Według dr Anny Skoczyńskiej, kierownik Krajowego Ośrodka Referencyjnego ds. Diagnostyki Bakteryjnych Zakażeń Ośrodkowego Układu Nerwowego (KOROUN), najbardziej narażone na zakażenia pneumokokowe, ich powikłania i zgony z ich powodu są dzieci do 2. roku życia oraz osoby po 65. roku życia.

Z danych przytoczonych przez badaczkę wynika, że w 2014 r. w grupie dzieci do 5. roku życia IChP była wywoływana najczęściej przez serotypy (czyli odmiany pneumokoków) 14, 19A, 23F oraz 3, z czego dwa (19A i 3) występują wyłącznie w szczepionce 13-walentnej, a nie ma ich w drugiej obecnej na rynku szczepionce 10-walentnej (PCV10). Z wyliczeń ekspertów wynika, że stosując w populacji dzieci szczepionkę PCV13 można by potencjalnie w znacznie większym stopniu ograniczyć zakażenia pneumokokami niż stosując PCV10. Na przykład w grupie dzieci do lat pięciu byłoby to odpowiednio 76,4 proc. i ok. 53 proc. zakażeń.

Prof. Waleria Hryniewicz, krajowa konsultant ds. mikrobiologii lekarskiej zwróciła uwagę, że PCV13 zapewnia też znacznie większą ochronę przeciwko serotypom pneumokoków opornych na leki. Spośród czterech serotypów najbardziej opornych na antybiotyki dwa występują tylko w tej szczepionce. Stosując PCV13 można by zapobiec ponad 90 proc. zakażeń szczepami niewrażliwymi na antybiotyki.

Według specjalistów antybiotykooporność pneumokoków stanowi obecnie ogromny problem, ponieważ znacznie ogranicza możliwości terapii i znacznie zwiększa ryzyko zgonu. - Najbardziej na nieskuteczną terapię narażone są dzieci, bo to od nich izoluje się najwięcej szczepów opornych na antybiotyki - podkreśliła prof.

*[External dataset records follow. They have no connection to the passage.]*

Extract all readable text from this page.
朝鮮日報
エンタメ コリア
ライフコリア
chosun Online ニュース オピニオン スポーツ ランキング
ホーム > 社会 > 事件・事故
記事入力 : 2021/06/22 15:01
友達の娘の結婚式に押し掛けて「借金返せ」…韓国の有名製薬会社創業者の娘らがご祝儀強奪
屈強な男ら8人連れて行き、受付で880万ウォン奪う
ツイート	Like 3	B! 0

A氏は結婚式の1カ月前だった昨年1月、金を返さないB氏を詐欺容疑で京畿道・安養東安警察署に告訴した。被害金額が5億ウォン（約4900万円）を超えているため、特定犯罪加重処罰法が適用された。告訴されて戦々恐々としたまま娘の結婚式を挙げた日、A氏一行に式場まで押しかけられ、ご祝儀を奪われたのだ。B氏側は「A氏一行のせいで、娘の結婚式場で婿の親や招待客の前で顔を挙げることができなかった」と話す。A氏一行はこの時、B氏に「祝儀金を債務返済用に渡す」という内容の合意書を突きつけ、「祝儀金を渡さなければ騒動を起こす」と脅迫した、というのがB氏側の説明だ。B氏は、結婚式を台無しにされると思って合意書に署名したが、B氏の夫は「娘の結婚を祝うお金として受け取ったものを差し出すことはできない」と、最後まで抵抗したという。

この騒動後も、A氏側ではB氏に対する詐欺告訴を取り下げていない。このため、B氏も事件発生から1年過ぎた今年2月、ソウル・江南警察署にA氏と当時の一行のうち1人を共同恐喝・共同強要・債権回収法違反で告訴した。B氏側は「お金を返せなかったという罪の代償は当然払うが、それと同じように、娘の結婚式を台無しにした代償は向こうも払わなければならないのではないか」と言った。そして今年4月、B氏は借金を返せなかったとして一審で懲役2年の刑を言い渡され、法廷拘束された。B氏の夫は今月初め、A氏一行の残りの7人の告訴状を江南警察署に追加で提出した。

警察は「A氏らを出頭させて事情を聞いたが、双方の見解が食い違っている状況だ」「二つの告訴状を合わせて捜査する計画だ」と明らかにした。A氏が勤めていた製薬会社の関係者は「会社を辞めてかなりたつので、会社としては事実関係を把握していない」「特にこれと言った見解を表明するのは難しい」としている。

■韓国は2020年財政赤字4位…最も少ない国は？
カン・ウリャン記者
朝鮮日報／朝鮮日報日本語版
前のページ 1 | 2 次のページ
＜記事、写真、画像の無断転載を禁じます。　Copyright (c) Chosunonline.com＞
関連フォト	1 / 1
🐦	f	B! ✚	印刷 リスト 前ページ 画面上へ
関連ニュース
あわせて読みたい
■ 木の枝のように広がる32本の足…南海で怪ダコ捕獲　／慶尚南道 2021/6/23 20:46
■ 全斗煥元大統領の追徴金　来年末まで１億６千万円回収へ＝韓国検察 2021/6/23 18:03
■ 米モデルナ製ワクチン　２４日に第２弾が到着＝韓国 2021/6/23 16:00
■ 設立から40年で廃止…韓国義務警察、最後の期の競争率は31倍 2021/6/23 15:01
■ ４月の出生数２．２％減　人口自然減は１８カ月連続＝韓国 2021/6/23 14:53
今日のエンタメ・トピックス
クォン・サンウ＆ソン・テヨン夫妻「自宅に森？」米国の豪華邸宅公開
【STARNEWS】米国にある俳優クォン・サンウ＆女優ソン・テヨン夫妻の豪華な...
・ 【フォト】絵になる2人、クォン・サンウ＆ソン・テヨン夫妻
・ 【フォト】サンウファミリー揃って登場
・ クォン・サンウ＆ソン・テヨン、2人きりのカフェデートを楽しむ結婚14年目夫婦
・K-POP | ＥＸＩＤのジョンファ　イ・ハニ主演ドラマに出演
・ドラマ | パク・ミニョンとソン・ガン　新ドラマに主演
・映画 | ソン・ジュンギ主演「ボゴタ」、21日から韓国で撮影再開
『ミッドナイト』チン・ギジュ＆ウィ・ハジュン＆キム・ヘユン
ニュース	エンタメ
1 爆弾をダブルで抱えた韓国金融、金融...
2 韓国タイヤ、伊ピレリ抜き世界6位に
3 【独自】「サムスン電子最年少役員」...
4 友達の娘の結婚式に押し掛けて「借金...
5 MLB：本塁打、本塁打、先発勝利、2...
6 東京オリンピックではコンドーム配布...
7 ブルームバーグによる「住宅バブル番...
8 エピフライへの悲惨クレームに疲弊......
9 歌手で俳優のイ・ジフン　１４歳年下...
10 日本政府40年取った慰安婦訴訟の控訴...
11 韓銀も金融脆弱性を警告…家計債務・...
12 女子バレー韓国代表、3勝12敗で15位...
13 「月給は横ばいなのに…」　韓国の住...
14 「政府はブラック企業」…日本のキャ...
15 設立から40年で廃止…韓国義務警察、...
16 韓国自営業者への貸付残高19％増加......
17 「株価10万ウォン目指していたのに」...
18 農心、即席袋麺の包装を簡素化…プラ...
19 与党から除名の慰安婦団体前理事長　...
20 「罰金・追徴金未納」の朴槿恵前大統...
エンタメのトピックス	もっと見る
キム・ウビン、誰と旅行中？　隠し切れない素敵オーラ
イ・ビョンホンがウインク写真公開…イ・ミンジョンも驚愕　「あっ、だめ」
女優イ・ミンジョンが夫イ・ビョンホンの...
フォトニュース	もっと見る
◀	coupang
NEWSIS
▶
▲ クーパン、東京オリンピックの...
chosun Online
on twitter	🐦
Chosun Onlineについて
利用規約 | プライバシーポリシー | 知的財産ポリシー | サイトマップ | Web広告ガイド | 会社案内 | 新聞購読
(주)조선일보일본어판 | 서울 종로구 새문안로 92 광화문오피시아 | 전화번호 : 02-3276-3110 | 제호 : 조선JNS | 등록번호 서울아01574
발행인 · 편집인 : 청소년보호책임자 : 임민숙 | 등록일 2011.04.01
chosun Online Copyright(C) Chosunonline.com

Hryniewicz.

Wśród innych zalet szczepionki 13-walentnej eksperci wymieniali również to, że tylko ona jest zarejestrowana dla osób z obniżoną odpornością. Prof. Bernatowska wskazała ponadto, że - jak wynika z badań - zapewnia ona wyższą koncentrację przeciwciał, które są też lepsze pod względem jakościowym, dzięki czemu chroni ona również niezaszczepione grupy osób (tzw. odporność zbiorowiskowa) w odniesieniu do IChP, jak i zapalenia płuc.